Monday, December 28, 2015

BOOK REVIEW: Atlantia by Ally Condie

I'll admit, I was a bit skeptical when I first cracked open Atlantia. Condie is one of those authors that I remain on the fence about; although I thoroughly enjoyed Matched, the next two books were a bit dry. 
And, despite the fact that Atlantia is about an underwater city, I also found it to be a bit dry. 

In the beginning, Atlantia gave me a Divergent sort of vibe; it's an underwater city, built because things above water had become so intolerable (as far as conditions for humans to thrive), that a group of humans were sent to an underwater city to ensure the continuity of the human race. Over the generations, the population of Atlantia grew, as did the families within it. When each citizen turns a certain age, they can choose to stay in Atlantia or to go Above.

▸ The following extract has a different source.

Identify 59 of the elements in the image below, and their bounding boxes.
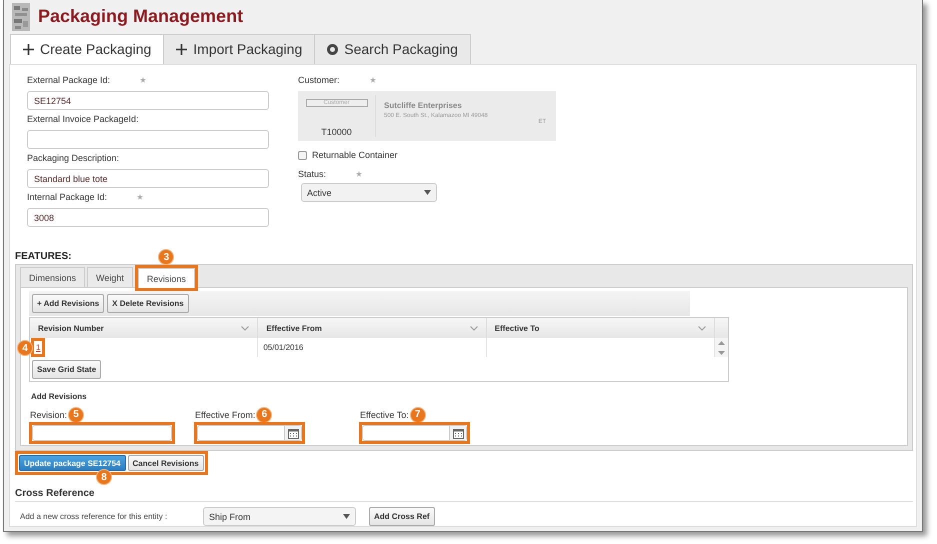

Rio, a girl who has always yearned to see the Above, promises that she will stay in Atlantia with her sister, Bay. Bay has never wanted to leave the city, and with the recent death of their mother, she is terrified of being left alone. However, (surprise!!) Bay decides to go Above. Because of the rule that only one of each family may go Above, Rio is the one left behind in the Below.

Confused by her sister's actions, she seeks counsel in her aunt, Maire, a dangerous siren who supposedly uses the power of her voice to control others against their will. From Maire, she learns things about herself and the well-kept secrets of her city; things that will change her perspective forever. 

It sounds like a good story, doesn't it? At least, that's what I thought from reading the blurb on the back of the book. I think we should have a new saying: "Don't judge a book by its blurb." In fact, maybe we shouldn't judge the book by anything but the book itself. Judging it by anything other than that often leads to disappointment.

There was nothing inherently wrong with the plot. Although it had many dystopia elements that you've seen before (thus the Divergent reference above) it was fairly intriguing, and that kept me going. What I hated was simply the writing style. 
If I could give this book an award, it would be the "Dullest Characters of All Time" award. 

Rio, the narrator, is the MOST BORING OF THEM ALL. She's supposed to be *spoiler alert* a siren, but at the end of the book I still wasn't entirely sure what a siren actually was. And there was some emphasis of her being the "last siren." What is the significance in this?? I DON'T GET IT.

I don't know how to explain what I felt, reading through Rio's eyes. Her voice feels flat and emotionless, and she sees things through almost a tilted perspective. Her sentences were choppy and repetitive, like a kindergartener wrote them. 

She’s going to tell me the story, and I’m going to listen. And I am afraid.

I am going to pick up this book, and I am going to read. And I am bored.

Seriously, where was this girl's spunk? I'm not saying she has to be one of those heroine's that refuses to let anyone stand in her way and eats men for breakfast, but she should at least be a little pissed off that her sister left her behind. Instead of being mad, she throws a Rio pity party. 

What is my point...
Think, Sarah, THINK.
Oh right... So, in short terms, this book had a beautiful "feel" to it, Atlantia was serene and magical. BUT,
her characters were ill-developed and made me want to yawn.